Hse is trying to sent a message which is why should I roll out the red carpet for you?

I’m sure her behaviour was deliberate and designed to tell you that she is upset / angry with you.

Henleylady · 10/08/2024 22:52

You're not a part of their lives it would seem and it reads like you invited yourself. Maybe they just couldn't be bothered having to host visitors and don't feel that connected anymore.
The dc present expectation is not reasonable so I would totally let that go as a gripe.

You could have said don't feel you need to go to any effort we'll bring some pizzas- I do this if I feel like its a bit of a favour.

Yes it wasn't great hosting but some people don't care much about that.

yesmen · 10/08/2024 22:54

Hurdlin · 10/08/2024 22:44

Why only 'days' notice and why dictate your limited availability? You're clearly not close.

If it was my sister, we'd be in regular contact and have made plans to meet up from the date the flights were booked. If it was agreed to meet at 5pm would you not have a discussion about your evening plans together? I'd never assume someone was hosting my family for dinner, and why on earth would they buy your DC a present?!

“ I'd never assume someone was hosting my family for dinner”

But why wouldn’t you? It is family for goodness sake.

“why on earth would they buy your DC a present?!”

Because she is the child’s aunt and the child once a year? It would be thoughtful!

OpizpuHeuvHiyo · 10/08/2024 22:55

@visiting12 you are contradicting yourself. You could only have been in "constant communication" as well as "giving them days notice" if you only decided to come and only booked the tickets a few days before.
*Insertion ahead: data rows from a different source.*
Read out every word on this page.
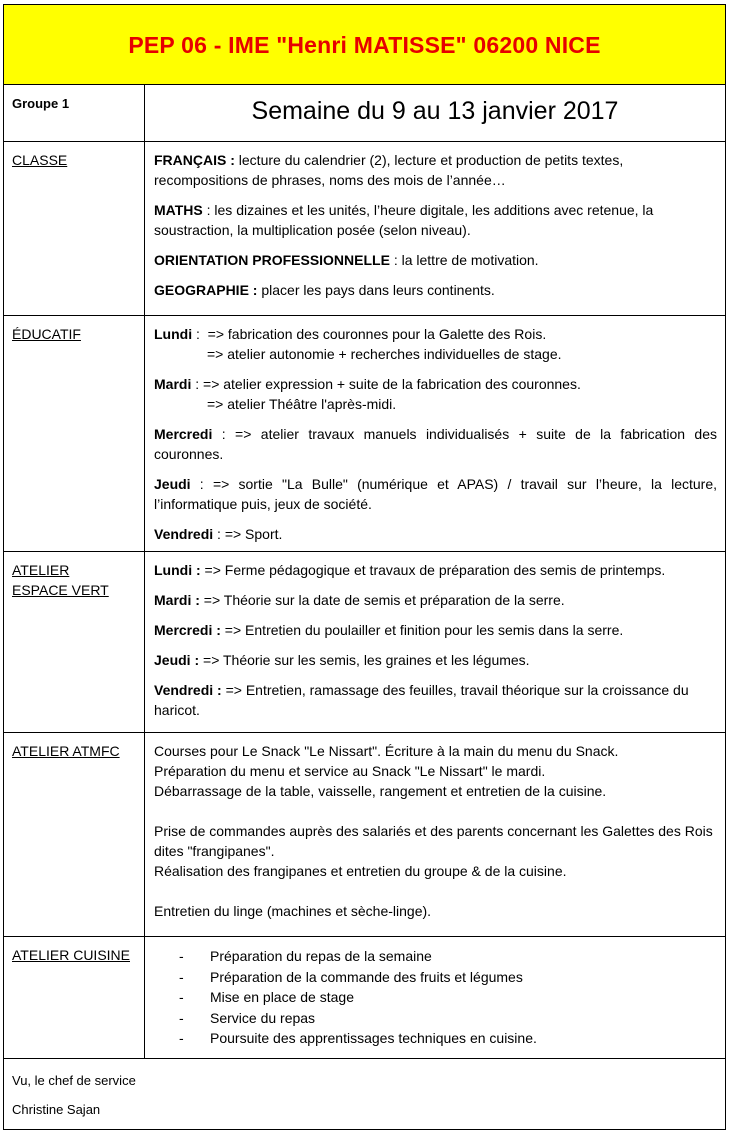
PEP 06 - IME "Henri MATISSE" 06200 NICE
Groupe 1	Semaine du 9 au 13 janvier 2017
CLASSE	FRANÇAIS : lecture du calendrier (2), lecture et production de petits textes, recompositions de phrases, noms des mois de l’année…

MATHS : les dizaines et les unités, l’heure digitale, les additions avec retenue, la soustraction, la multiplication posée (selon niveau).

ORIENTATION PROFESSIONNELLE : la lettre de motivation.

GEOGRAPHIE : placer les pays dans leurs continents.

ÉDUCATIF	Lundi :  => fabrication des couronnes pour la Galette des Rois.
=> atelier autonomie + recherches individuelles de stage.

Mardi : => atelier expression + suite de la fabrication des couronnes.
=> atelier Théâtre l'après-midi.

Mercredi : => atelier travaux manuels individualisés + suite de la fabrication des couronnes.

Jeudi : => sortie "La Bulle" (numérique et APAS) / travail sur l’heure, la lecture, l’informatique puis, jeux de société.

Vendredi : => Sport.

ATELIER
ESPACE VERT

Lundi : => Ferme pédagogique et travaux de préparation des semis de printemps.

Mardi : => Théorie sur la date de semis et préparation de la serre.

Mercredi : => Entretien du poulailler et finition pour les semis dans la serre.

Jeudi : => Théorie sur les semis, les graines et les légumes.

Vendredi : => Entretien, ramassage des feuilles, travail théorique sur la croissance du haricot.

ATELIER ATMFC	Courses pour Le Snack "Le Nissart". Écriture à la main du menu du Snack.
Préparation du menu et service au Snack "Le Nissart" le mardi.
Débarrassage de la table, vaisselle, rangement et entretien de la cuisine.

Prise de commandes auprès des salariés et des parents concernant les Galettes des Rois dites "frangipanes".
Réalisation des frangipanes et entretien du groupe & de la cuisine.

Entretien du linge (machines et sèche-linge).

ATELIER CUISINE
-	Préparation du repas de la semaine
- Préparation de la commande des fruits et légumes
- Mise en place de stage
- Service du repas
- Poursuite des apprentissages techniques en cuisine.
Vu, le chef de service
Christine Sajan
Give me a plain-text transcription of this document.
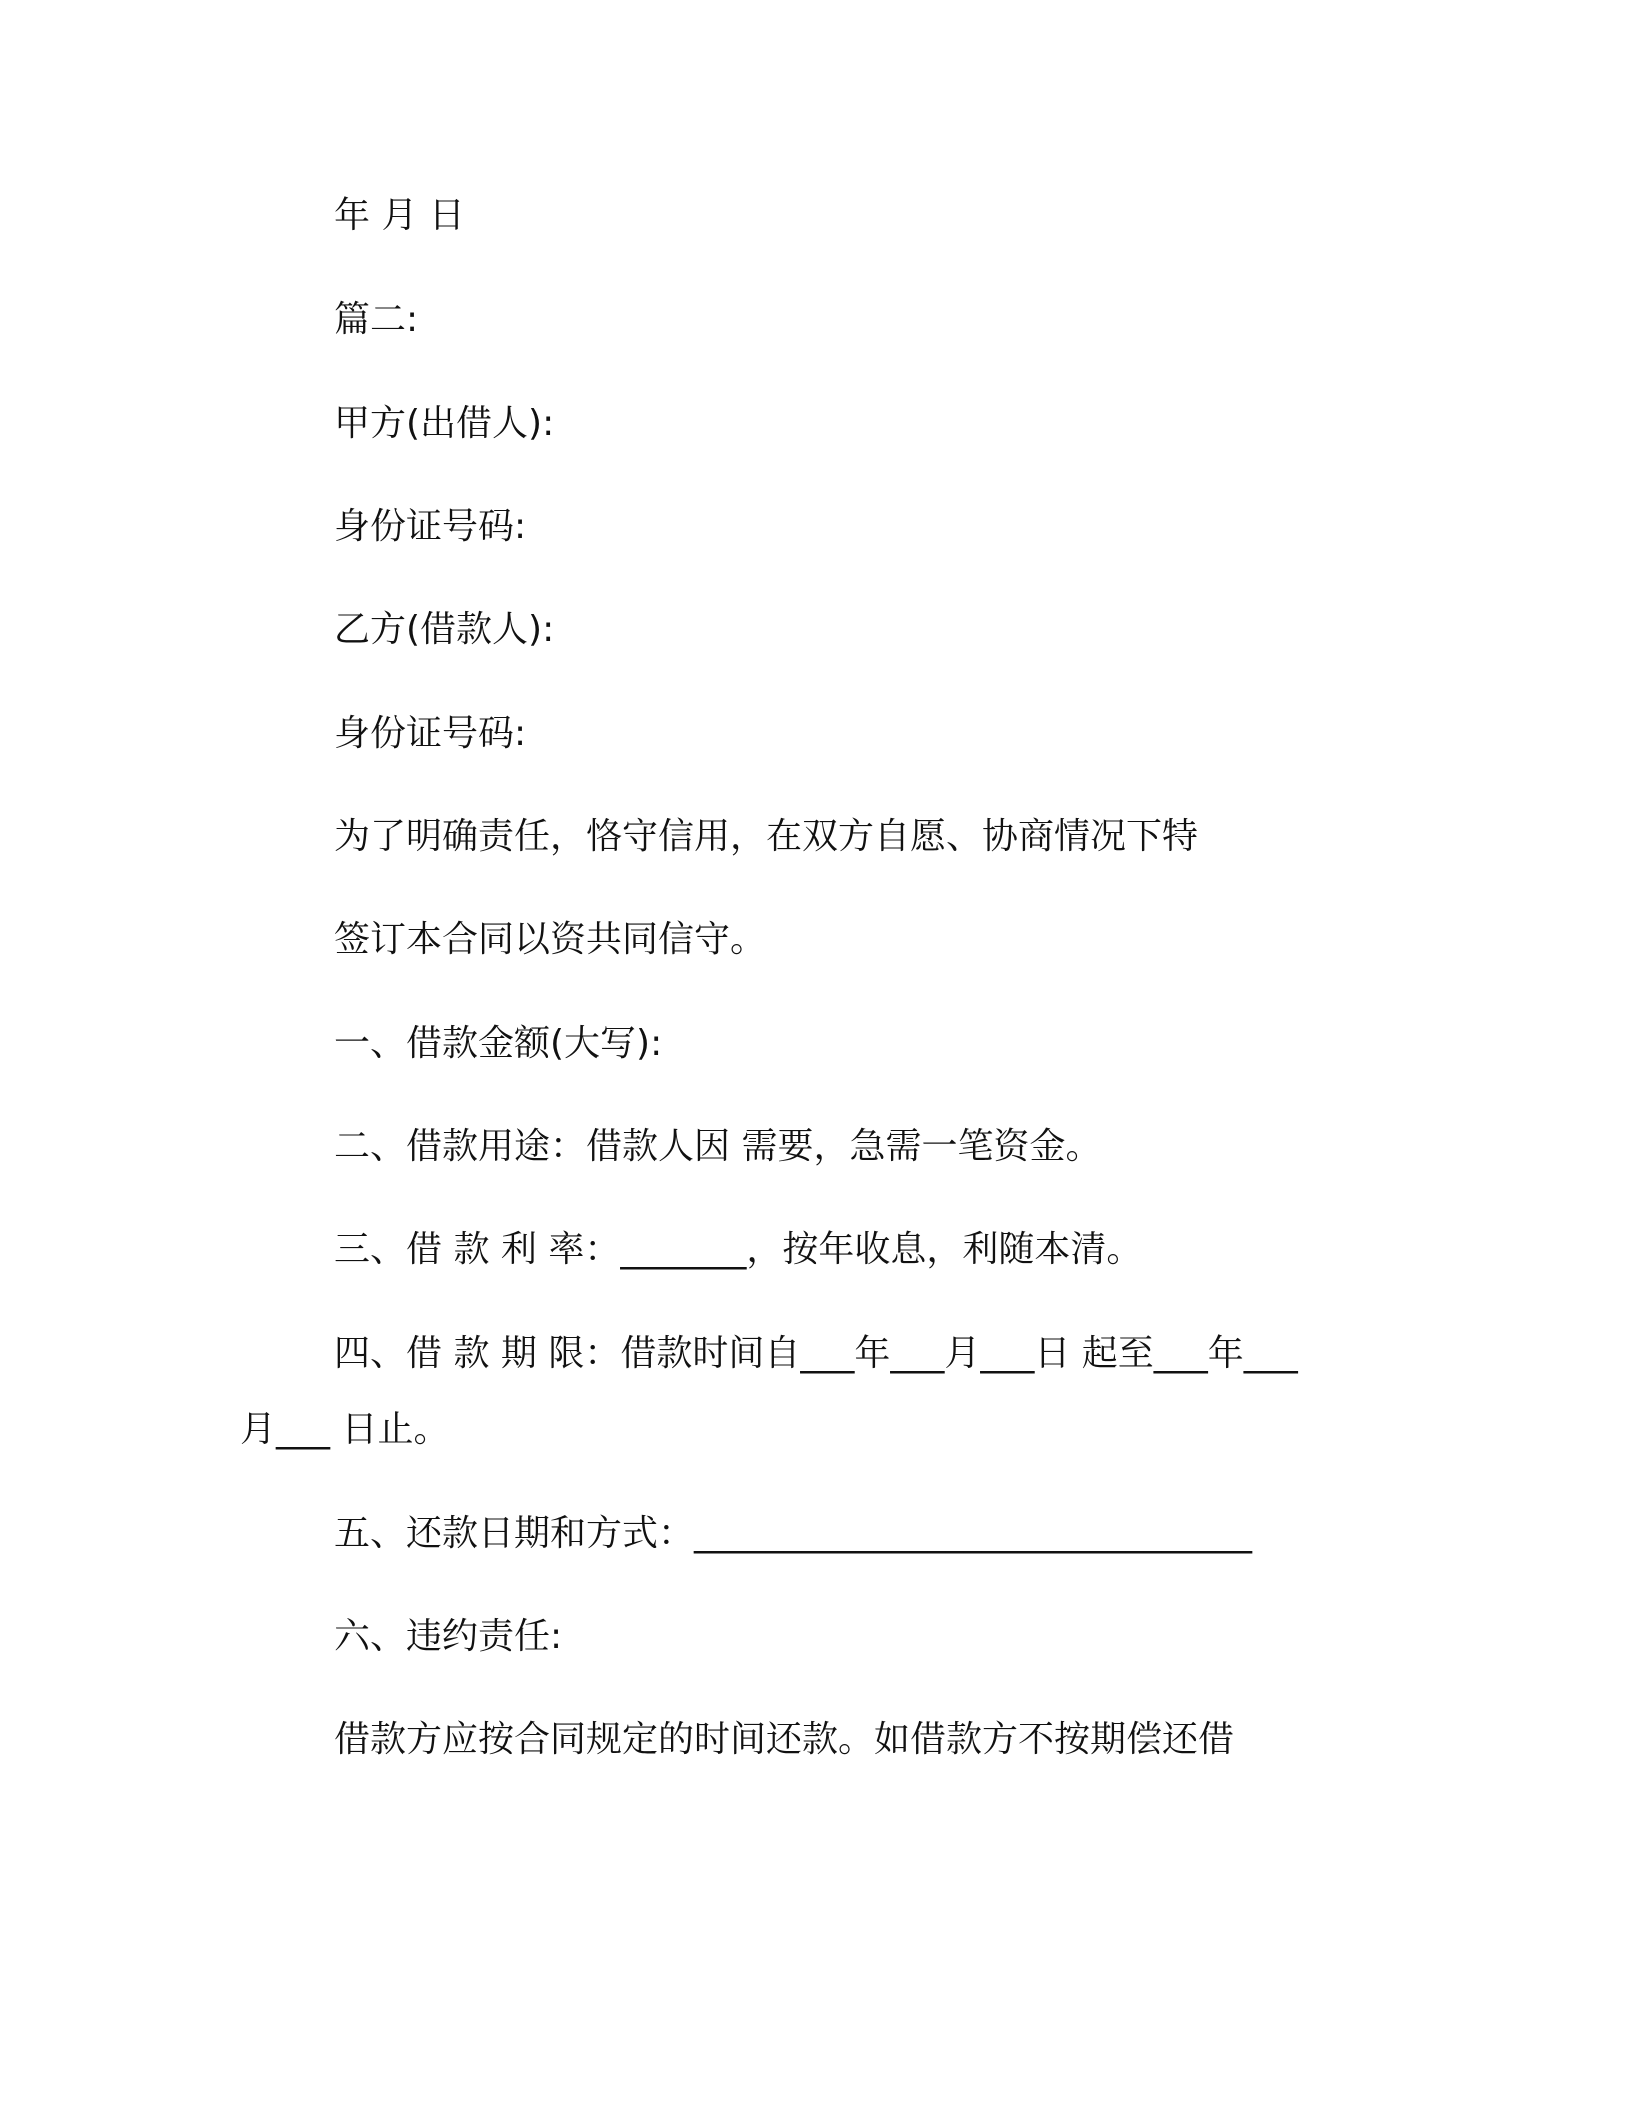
年 月 日
篇二:
甲方(出借人):
身份证号码:
乙方(借款人):
身份证号码:
为了明确责任，恪守信用，在双方自愿、协商情况下特
签订本合同以资共同信守。
一、借款金额(大写):
二、借款用途：借款人因 需要，急需一笔资金。
三、借 款 利 率：_______，按年收息，利随本清。
四、借 款 期 限：借款时间自___年___月___日 起至___年___
月___ 日止。
五、还款日期和方式：_______________________________
六、违约责任:
借款方应按合同规定的时间还款。如借款方不按期偿还借
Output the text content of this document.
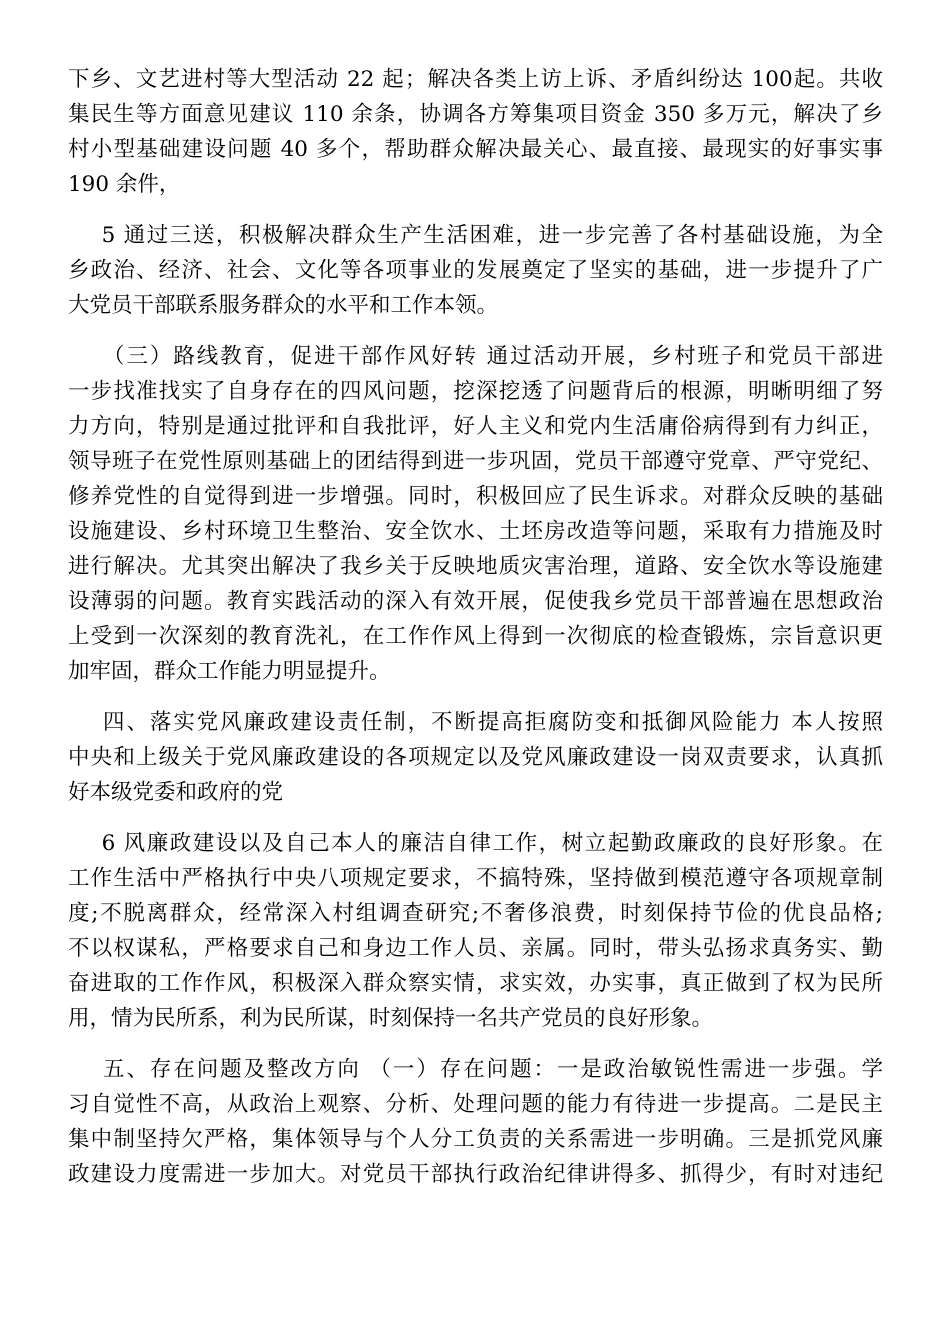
下乡、文艺进村等大型活动 22 起；解决各类上访上诉、矛盾纠纷达 100起。共收
集民生等方面意见建议 110 余条，协调各方筹集项目资金 350 多万元，解决了乡
村小型基础建设问题 40 多个，帮助群众解决最关心、最直接、最现实的好事实事
190 余件，
5 通过三送，积极解决群众生产生活困难，进一步完善了各村基础设施，为全
乡政治、经济、社会、文化等各项事业的发展奠定了坚实的基础，进一步提升了广
大党员干部联系服务群众的水平和工作本领。
（三）路线教育，促进干部作风好转 通过活动开展，乡村班子和党员干部进
一步找准找实了自身存在的四风问题，挖深挖透了问题背后的根源，明晰明细了努
力方向，特别是通过批评和自我批评，好人主义和党内生活庸俗病得到有力纠正，
领导班子在党性原则基础上的团结得到进一步巩固，党员干部遵守党章、严守党纪、
修养党性的自觉得到进一步增强。同时，积极回应了民生诉求。对群众反映的基础
设施建设、乡村环境卫生整治、安全饮水、土坯房改造等问题，采取有力措施及时
进行解决。尤其突出解决了我乡关于反映地质灾害治理，道路、安全饮水等设施建
设薄弱的问题。教育实践活动的深入有效开展，促使我乡党员干部普遍在思想政治
上受到一次深刻的教育洗礼，在工作作风上得到一次彻底的检查锻炼，宗旨意识更
加牢固，群众工作能力明显提升。
四、落实党风廉政建设责任制，不断提高拒腐防变和抵御风险能力 本人按照
中央和上级关于党风廉政建设的各项规定以及党风廉政建设一岗双责要求，认真抓
好本级党委和政府的党
6 风廉政建设以及自己本人的廉洁自律工作，树立起勤政廉政的良好形象。在
工作生活中严格执行中央八项规定要求，不搞特殊，坚持做到模范遵守各项规章制
度;不脱离群众，经常深入村组调查研究;不奢侈浪费，时刻保持节俭的优良品格;
不以权谋私，严格要求自己和身边工作人员、亲属。同时，带头弘扬求真务实、勤
奋进取的工作作风，积极深入群众察实情，求实效，办实事，真正做到了权为民所
用，情为民所系，利为民所谋，时刻保持一名共产党员的良好形象。
五、存在问题及整改方向 （一）存在问题：一是政治敏锐性需进一步强。学
习自觉性不高，从政治上观察、分析、处理问题的能力有待进一步提高。二是民主
集中制坚持欠严格，集体领导与个人分工负责的关系需进一步明确。三是抓党风廉
政建设力度需进一步加大。对党员干部执行政治纪律讲得多、抓得少，有时对违纪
I could only respond based on what's in your OP. If you are now completely changing your story then I'm not sure that's very respectful of the people here offering you advice, to change the story to see what different responses you get.

As for why you offer the meal out, it's because you invited yourselves, as far as could be understood from what's in your original opening post. It's basic decency that you don't spend other people's money for them, so step one is you offering so that you aren't imposing. If they can afford to, they have the option to say "absolutely we'll have dinner but let's go dutch" or "but let us host you for dinner here one of the nights" but if they don't then that's ok. They make their own decisions and you don't know what other stuff they might be dealing with.

Henleylady · 10/08/2024 22:55

Did they ask you to come at 5pm/ dc dinner time or was that the time you said you were getting there? If the later I would have brought meal food as its wasn't their idea.